Sort Key mode

dsquest · Post by **dsquest** » Wed Mar 27, 2013 1:31 pm

Tried searching the forum but not able to find the exact answer Iam looking for.
I need to know, what is "Dont Sort (Previously Grouped)" mean?
What I understand is, if the keys are partitioned in some of the previous stages, this mode will be the right option for those.
So I can specify this option for those sub set of keys for which the partition keys match.

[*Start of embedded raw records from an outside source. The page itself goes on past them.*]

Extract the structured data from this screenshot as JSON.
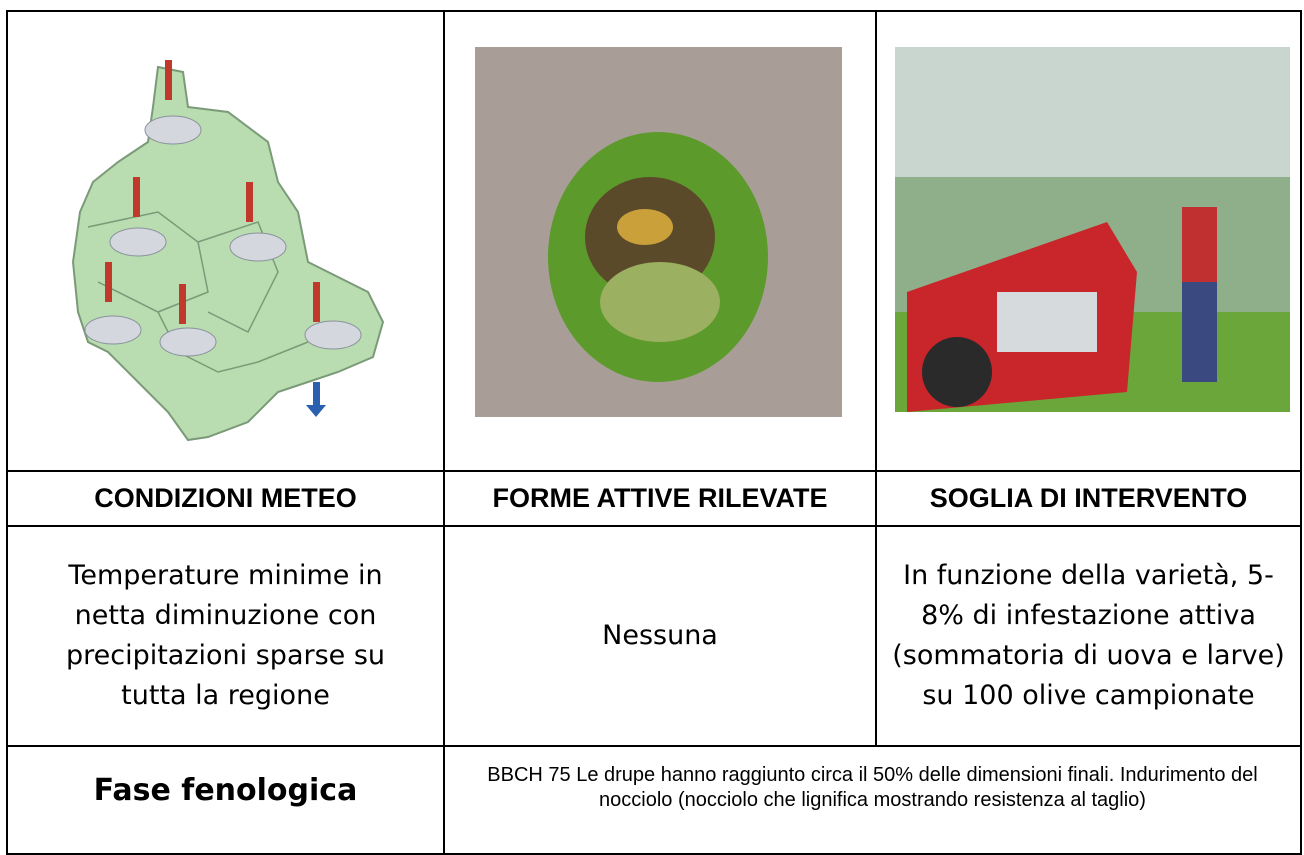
{
  "table": {
    "headers": [
      "CONDIZIONI METEO",
      "FORME ATTIVE RILEVATE",
      "SOGLIA DI INTERVENTO"
    ],
    "row": [
      "Temperature minime in netta diminuzione con precipitazioni sparse su tutta la regione",
      "Nessuna",
      "In funzione della varietà, 5-8% di infestazione attiva (sommatoria di uova e larve) su 100 olive campionate"
    ],
    "phase": {
      "label": "Fase fenologica",
      "description": "BBCH 75 Le drupe hanno raggiunto circa il 50% delle dimensioni finali. Indurimento del nocciolo (nocciolo che lignifica mostrando resistenza al taglio)"
    }
  }
}
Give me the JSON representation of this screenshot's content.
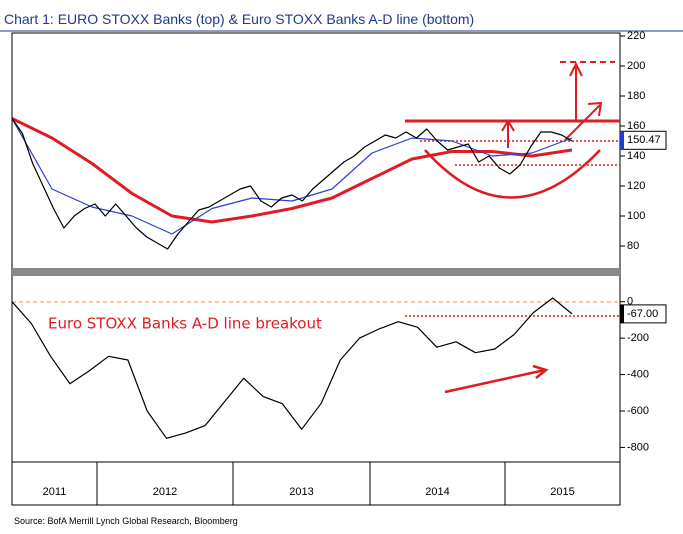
{
  "chart_data": {
    "type": "line",
    "title": "Chart 1: EURO STOXX Banks (top) & Euro STOXX Banks A-D line (bottom)",
    "source": "Source: BofA Merrill Lynch Global Research, Bloomberg",
    "x_labels": [
      "2011",
      "2012",
      "2013",
      "2014",
      "2015"
    ],
    "top": {
      "ylim": [
        68,
        222
      ],
      "yticks": [
        80,
        100,
        120,
        140,
        160,
        180,
        200,
        220
      ],
      "last_value": 150.47,
      "series": [
        {
          "color": "#e01b22",
          "width": 3,
          "values": [
            165,
            152,
            135,
            115,
            100,
            96,
            100,
            105,
            112,
            125,
            138,
            143,
            143,
            140,
            144
          ]
        },
        {
          "color": "#2b3fd1",
          "width": 1.2,
          "values": [
            165,
            118,
            106,
            100,
            88,
            105,
            112,
            110,
            118,
            142,
            152,
            150,
            140,
            142,
            152
          ]
        },
        {
          "color": "#000000",
          "width": 1.2,
          "values": [
            165,
            155,
            135,
            120,
            105,
            92,
            100,
            105,
            108,
            100,
            108,
            100,
            92,
            86,
            82,
            78,
            88,
            96,
            104,
            106,
            110,
            114,
            118,
            120,
            110,
            106,
            112,
            114,
            110,
            118,
            124,
            130,
            136,
            140,
            146,
            150,
            154,
            152,
            156,
            152,
            158,
            150,
            144,
            146,
            148,
            136,
            140,
            132,
            128,
            134,
            146,
            156,
            156,
            154,
            150
          ]
        }
      ]
    },
    "bottom": {
      "ylim": [
        -880,
        130
      ],
      "yticks": [
        0,
        -200,
        -400,
        -600,
        -800
      ],
      "last_value": {
        "value": -67,
        "label": "-67.00"
      },
      "annotation": "Euro STOXX Banks A-D line breakout",
      "series": [
        {
          "color": "#000000",
          "width": 1.2,
          "values": [
            0,
            -120,
            -300,
            -450,
            -380,
            -300,
            -320,
            -600,
            -750,
            -720,
            -680,
            -550,
            -420,
            -520,
            -560,
            -700,
            -560,
            -320,
            -200,
            -150,
            -110,
            -140,
            -250,
            -220,
            -280,
            -260,
            -180,
            -60,
            20,
            -67
          ]
        }
      ]
    }
  }
}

And "Sort" the rest of the keys.
Is that true?

Thanks!

prasson_ibm · Post by **prasson_ibm** » Wed Mar 27, 2013 2:30 pm

Hi,
According to my understanding this is basically useful in memory consuption of the sort stage.If your input data is grouped on sub keys and you don't need sorted group then you apply this option,so sort stage will output the records for "end of grouping" or "end of data" .

dsquest · Post by **dsquest** » Tue Apr 09, 2013 9:38 am

Thanks Prasoon!

Does it mean, it will not sort the grouped (Partitioned) data?

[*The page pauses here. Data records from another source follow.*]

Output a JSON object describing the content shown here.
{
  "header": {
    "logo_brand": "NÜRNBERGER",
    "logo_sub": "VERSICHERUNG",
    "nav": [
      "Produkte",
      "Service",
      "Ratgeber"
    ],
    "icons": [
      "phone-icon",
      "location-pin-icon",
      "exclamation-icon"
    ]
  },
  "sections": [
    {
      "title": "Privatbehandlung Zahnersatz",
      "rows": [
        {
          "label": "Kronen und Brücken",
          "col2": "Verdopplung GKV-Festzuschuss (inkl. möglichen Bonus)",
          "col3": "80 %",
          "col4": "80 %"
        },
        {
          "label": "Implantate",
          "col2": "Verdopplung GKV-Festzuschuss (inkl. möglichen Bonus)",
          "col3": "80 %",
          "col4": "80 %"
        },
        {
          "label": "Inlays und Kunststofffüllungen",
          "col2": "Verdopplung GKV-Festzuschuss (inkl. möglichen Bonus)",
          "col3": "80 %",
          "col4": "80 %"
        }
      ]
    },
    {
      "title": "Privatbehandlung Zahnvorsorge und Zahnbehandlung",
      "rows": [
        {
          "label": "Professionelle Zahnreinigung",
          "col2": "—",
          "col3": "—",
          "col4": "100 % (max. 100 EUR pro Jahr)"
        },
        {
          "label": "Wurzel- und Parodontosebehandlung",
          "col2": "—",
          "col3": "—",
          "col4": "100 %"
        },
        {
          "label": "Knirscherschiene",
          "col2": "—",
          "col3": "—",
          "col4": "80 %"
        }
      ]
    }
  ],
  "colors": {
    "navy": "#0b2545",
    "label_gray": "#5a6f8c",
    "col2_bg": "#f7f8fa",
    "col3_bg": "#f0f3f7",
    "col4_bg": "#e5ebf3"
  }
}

I just partitioned, say 5 fields in previous stage. I need to sort 5+1 fields now. Can give Sort for the new filed and Dont Sort (Previously Grouped) for the rest of the 5 fields?

BI-RMA · Post by **BI-RMA** » Tue Apr 09, 2013 1:54 pm

Hi dsquest,

you have to careful not to mix two entirely different concepts here.

Grouping and Partitioning are by no means the same. When partitioning data by certain columns it is a frequently used option to also sort your data according to the same columns you used for partitioning. But this is just an option. You can actually use hash-partitioning or modulus-partitioningon your data and leave it unsorted.

To make Aggregations within DataStage it is a requirement that data be sorted by grouping-keys. So if you have already used five columns as group-keys in an aggregator upstream, you do not need to sort by those columns again, because your data is already in correct sort-order. This should leave you with a single row of data for any of these groups, so sorting on any other column should not have an effect on your data. Of course you might multiply the number of rows sharing these same keys by using a Transformer-Loop-Variable or by joining another stream on the same keys in the same order (to avoid resorting and repartitioning), or by a lookup returning multiple rows per input row. In any of these cases you can use the "Don't sort - already grouped"-option.

When using the options "Don't sort - already grouped" or "Don't sort - already sorted", DataStage will verify sort order on the respective columns and abort your job if it detects rows in improper sort-order. The same can be achieved by setting the environment variable "APT_NO_SORT_INSERTION_CHECK_ONLY" to "True". DataStage will not insert sort operators then in preparation for the use of operators having sorted data as a prerequisite.